Colin-WoodardHere are my takes.

  • This book confirms a lot of what I talk about here on Informed Not Inflamed.  So is Woodard just an echo chamber for me?  Maybe, but he is more articulate with more research.
  • The basis of his book is our country’s formula – you could say foundational principles. And the formula today is unbalanced or wildly out of whack which might be leading to our populist/nationalist government or worse.
  • What is that formula? Woodard calls it Liberty versus the Common Good.  You’ve heard me call it Freedom vs Responsibility.  You can also add the extremes of Capitalism vs. Collectivism.  And right now the Individual reigns, my term, like a monarch or slave master.
  • America works perfectly when the formula is balanced; when Americans are allowed as individuals to find their freedom to make personal gains while also contributing to the common good and allowing for a fair playing field for all Americans. Look at the current tax reform bill and the 2010 TARP Plan that shovels money to the wealthiest while giving crumbs to the majority of struggling Americans.
  • Woodard proposes an “American Way” which pursue happiness through free and fair competition among individuals. In other words, politicians should emphasize fairness in tax reform, regulations, and education that would ensure a level playing field.  Here’s what baseball would look like if our politics dictated the game.
  • Is that likely in today’s political atmosphere?   No.  But the notion needs to be instilled especially in Millennials who may dominate the voting and whose future depends on it.
  • Is Woodard taking a political stand here? Yes and no.  Yes, he is offering a solution.  But I wouldn’t say it is directly aimed at Democrats, who could really benefit from it.  I think he includes non-Trump Republicans, moderates, blue collar workers, and those who can’t claim either party.
  • 11-separate-nationsWoodard uses one of his previous book, American Nations: A History of the Eleven Rival Regional Cultures of North America, another great read, which breaks down the 11 Nations within the United States. Like a computer programmer, he takes the equation that is Freedom vs. The Common Good and he codes it with the conflicting nation/regions of America.  And it is brilliant.
  • His algorithmic mosaic provides two things for me. The first is I have lived in five of those regions and he is spot on.  Second, you begin to look at the US like post-Brexit European Union. 
  • Woodard helps answer questions like why is the Republican Party so dominated by laissez-faire libertarians who seems to take on the – my term again — slave master ways of the Deep South.

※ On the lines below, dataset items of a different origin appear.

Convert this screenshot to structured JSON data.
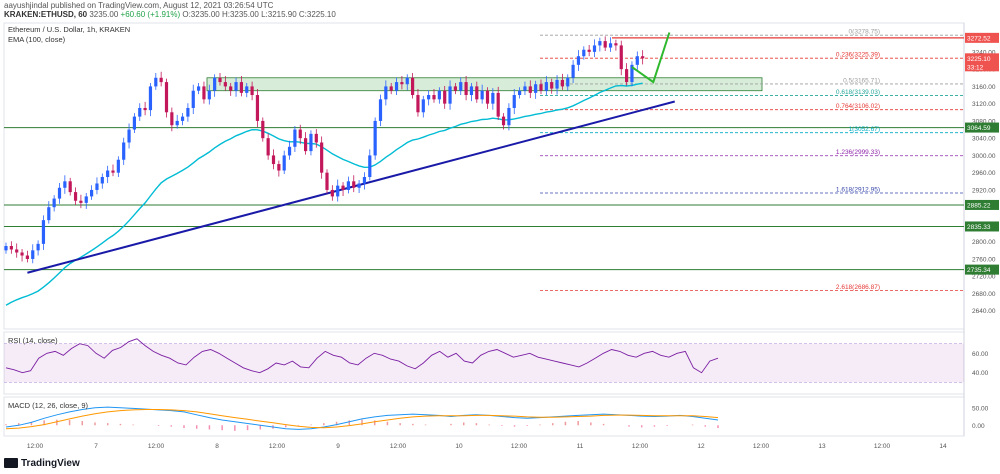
{
  "header": {
    "line1": "aayushjindal published on TradingView.com, August 12, 2021 03:26:54 UTC",
    "symbol": "KRAKEN:ETHUSD, 60",
    "last": "3235.00",
    "change": "+60.60 (+1.91%)",
    "ohlc": "O:3235.00 H:3235.00 L:3215.90 C:3225.10"
  },
  "footer": {
    "brand": "TradingView"
  },
  "colors": {
    "up": "#26a69a",
    "down": "#ef5350",
    "candle_up": "#2962ff",
    "candle_down": "#c2185b",
    "ema": "#00bcd4",
    "trend": "#1a1aa8",
    "level": "#2e7d32",
    "rsi": "#7b1fa2",
    "macd": "#2196f3",
    "signal": "#ff9800"
  },
  "chart_data": [
    {
      "type": "candlestick",
      "title": "Ethereum / U.S. Dollar, 1h, KRAKEN",
      "indicator_label": "EMA (100, close)",
      "ylim": [
        2600,
        3300
      ],
      "y_ticks": [
        "3240.00",
        "3200.00",
        "3160.00",
        "3120.00",
        "3080.00",
        "3040.00",
        "3000.00",
        "2960.00",
        "2920.00",
        "2880.00",
        "2840.00",
        "2800.00",
        "2760.00",
        "2720.00",
        "2680.00",
        "2640.00"
      ],
      "x_tick_labels": [
        "12:00",
        "7",
        "12:00",
        "8",
        "12:00",
        "9",
        "12:00",
        "10",
        "12:00",
        "11",
        "12:00",
        "12",
        "12:00",
        "13",
        "12:00",
        "14"
      ],
      "price_labels": [
        {
          "value": 3272.52,
          "text": "3272.52",
          "color": "#ef5350"
        },
        {
          "value": 3225.1,
          "text": "3225.10",
          "sub": "33:12",
          "color": "#ef5350"
        },
        {
          "value": 3064.59,
          "text": "3064.59",
          "color": "#2e7d32"
        },
        {
          "value": 2885.22,
          "text": "2885.22",
          "color": "#2e7d32"
        },
        {
          "value": 2835.33,
          "text": "2835.33",
          "color": "#2e7d32"
        },
        {
          "value": 2735.34,
          "text": "2735.34",
          "color": "#2e7d32"
        }
      ],
      "fib_levels": [
        {
          "value": 3278.75,
          "label": "0(3278.75)",
          "color": "#9e9e9e"
        },
        {
          "value": 3225.39,
          "label": "0.236(3225.39)",
          "color": "#e53935"
        },
        {
          "value": 3165.71,
          "label": "0.5(3165.71)",
          "color": "#9e9e9e"
        },
        {
          "value": 3139.03,
          "label": "0.618(3139.03)",
          "color": "#26a69a"
        },
        {
          "value": 3106.02,
          "label": "0.764(3106.02)",
          "color": "#e53935"
        },
        {
          "value": 3052.67,
          "label": "1(3052.67)",
          "color": "#00acc1"
        },
        {
          "value": 2999.33,
          "label": "1.236(2999.33)",
          "color": "#8e24aa"
        },
        {
          "value": 2912.95,
          "label": "1.618(2912.95)",
          "color": "#3949ab"
        },
        {
          "value": 2686.87,
          "label": "2.618(2686.87)",
          "color": "#e53935"
        }
      ],
      "horizontal_levels": [
        3064.59,
        2885.22,
        2835.33,
        2735.34,
        3272.52
      ],
      "resistance_zone": [
        3150,
        3180
      ],
      "trendline": {
        "from": {
          "bar": 4,
          "price": 2728
        },
        "to": {
          "bar": 125,
          "price": 3125
        }
      },
      "projection": [
        {
          "bar": 117,
          "price": 3205
        },
        {
          "bar": 121,
          "price": 3170
        },
        {
          "bar": 124,
          "price": 3285
        }
      ],
      "closes": [
        2790,
        2782,
        2775,
        2768,
        2760,
        2780,
        2795,
        2850,
        2880,
        2900,
        2925,
        2940,
        2915,
        2895,
        2890,
        2905,
        2920,
        2935,
        2950,
        2965,
        2960,
        2990,
        3030,
        3060,
        3090,
        3110,
        3105,
        3160,
        3180,
        3170,
        3100,
        3070,
        3080,
        3090,
        3110,
        3150,
        3160,
        3130,
        3150,
        3180,
        3170,
        3160,
        3150,
        3170,
        3145,
        3160,
        3140,
        3080,
        3040,
        3000,
        2980,
        2965,
        3000,
        3020,
        3060,
        3040,
        3010,
        3050,
        3030,
        2960,
        2920,
        2905,
        2930,
        2920,
        2940,
        2925,
        2935,
        2950,
        3000,
        3080,
        3130,
        3160,
        3150,
        3170,
        3165,
        3180,
        3140,
        3100,
        3130,
        3140,
        3130,
        3150,
        3120,
        3160,
        3150,
        3170,
        3140,
        3160,
        3130,
        3150,
        3120,
        3145,
        3090,
        3070,
        3110,
        3140,
        3150,
        3160,
        3145,
        3165,
        3150,
        3170,
        3155,
        3175,
        3160,
        3180,
        3210,
        3230,
        3245,
        3240,
        3255,
        3265,
        3250,
        3260,
        3255,
        3200,
        3170,
        3210,
        3230,
        3225
      ]
    },
    {
      "type": "line",
      "title": "RSI (14, close)",
      "ylim": [
        20,
        80
      ],
      "y_ticks": [
        "60.00",
        "40.00"
      ],
      "values": [
        45,
        43,
        40,
        42,
        55,
        60,
        62,
        58,
        65,
        70,
        68,
        60,
        55,
        63,
        66,
        72,
        75,
        68,
        62,
        58,
        55,
        50,
        48,
        56,
        62,
        64,
        60,
        55,
        50,
        45,
        42,
        40,
        44,
        50,
        48,
        52,
        46,
        45,
        55,
        62,
        58,
        56,
        50,
        48,
        55,
        60,
        58,
        54,
        52,
        47,
        44,
        50,
        58,
        62,
        56,
        60,
        52,
        50,
        58,
        62,
        64,
        60,
        56,
        58,
        60,
        56,
        54,
        52,
        50,
        48,
        46,
        50,
        55,
        60,
        64,
        62,
        58,
        56,
        60,
        62,
        58,
        56,
        60,
        62,
        45,
        40,
        52,
        55
      ]
    },
    {
      "type": "line",
      "title": "MACD (12, 26, close, 9)",
      "ylim": [
        -25,
        75
      ],
      "y_ticks": [
        "50.00",
        "0.00"
      ],
      "macd": [
        -5,
        0,
        8,
        20,
        30,
        38,
        45,
        50,
        52,
        50,
        48,
        46,
        44,
        42,
        38,
        30,
        22,
        15,
        10,
        5,
        0,
        -5,
        -10,
        -12,
        -10,
        -5,
        2,
        10,
        18,
        24,
        28,
        30,
        32,
        30,
        28,
        25,
        28,
        30,
        28,
        25,
        22,
        20,
        22,
        24,
        26,
        28,
        30,
        32,
        30,
        28,
        26,
        25,
        26,
        28,
        25,
        20,
        15
      ],
      "signal": [
        -10,
        -8,
        -4,
        2,
        10,
        18,
        26,
        33,
        38,
        42,
        44,
        45,
        45,
        44,
        42,
        38,
        33,
        27,
        22,
        17,
        12,
        7,
        2,
        -3,
        -6,
        -7,
        -5,
        -1,
        4,
        10,
        15,
        20,
        24,
        26,
        27,
        27,
        27,
        28,
        28,
        27,
        26,
        24,
        23,
        23,
        24,
        25,
        26,
        28,
        29,
        29,
        28,
        27,
        27,
        27,
        27,
        25,
        22
      ],
      "histogram": [
        3,
        6,
        10,
        14,
        16,
        15,
        12,
        8,
        6,
        4,
        2,
        0,
        -2,
        -4,
        -8,
        -10,
        -12,
        -14,
        -16,
        -14,
        -12,
        -10,
        -6,
        -2,
        2,
        6,
        10,
        14,
        16,
        14,
        10,
        6,
        4,
        2,
        0,
        4,
        8,
        6,
        2,
        -2,
        -4,
        -2,
        2,
        6,
        10,
        12,
        8,
        4,
        0,
        -4,
        -6,
        -4,
        -2,
        0,
        2,
        -4,
        -8
      ]
    }
  ]
}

And why has this pre-Confederate ideology been embraced by other parts of the country like – using Woodard’s names – Greater Appalachia, The Far West, The Midlands, and Tidewater.  Again, reading this might fan some flames if you are anti-GOP and anti-Trump, but it should also give you some logical reasons for these beliefs.
  • Woodard also confirms my findings that the political shift from a moderate country to a far right country began in the 1960s. The modern day aversion to a balanced country was because of two monumental events: The Voting Rights Act and Vietnam.  The Voting Rights Act turned the South from Democratic blue to solid GOP red while the debacle of the Vietnam War set off an undercurrent of belief with conservatives, moderates and liberals that the government could not be trusted.  That mistrust created Democrats like Bill Clinton who veered to the center in the 1990s embracing more corporate interests while leaving blue collar workers out of Democratic favor – leaving the party and the country in the problems we still have today.
  • Woodard, unlike me, doesn’t go into predictions. He merely states a solution.  But his solution will seem, to many, like a turn towards Socialism.  And over the next few years if Millennials and women take political power, it will look more Socialistic: more government programs for re-training and infrastructure with higher taxes on the wealthy.
  • America will get back into balance once we Baby Boomers die off or lose power. Millennials will be a bigger voting bloc in 2020 – if they vote.  So expect a shift back to the Common Good.  But, and again my take here, expect some upheaval, violence, and some scary economic moments.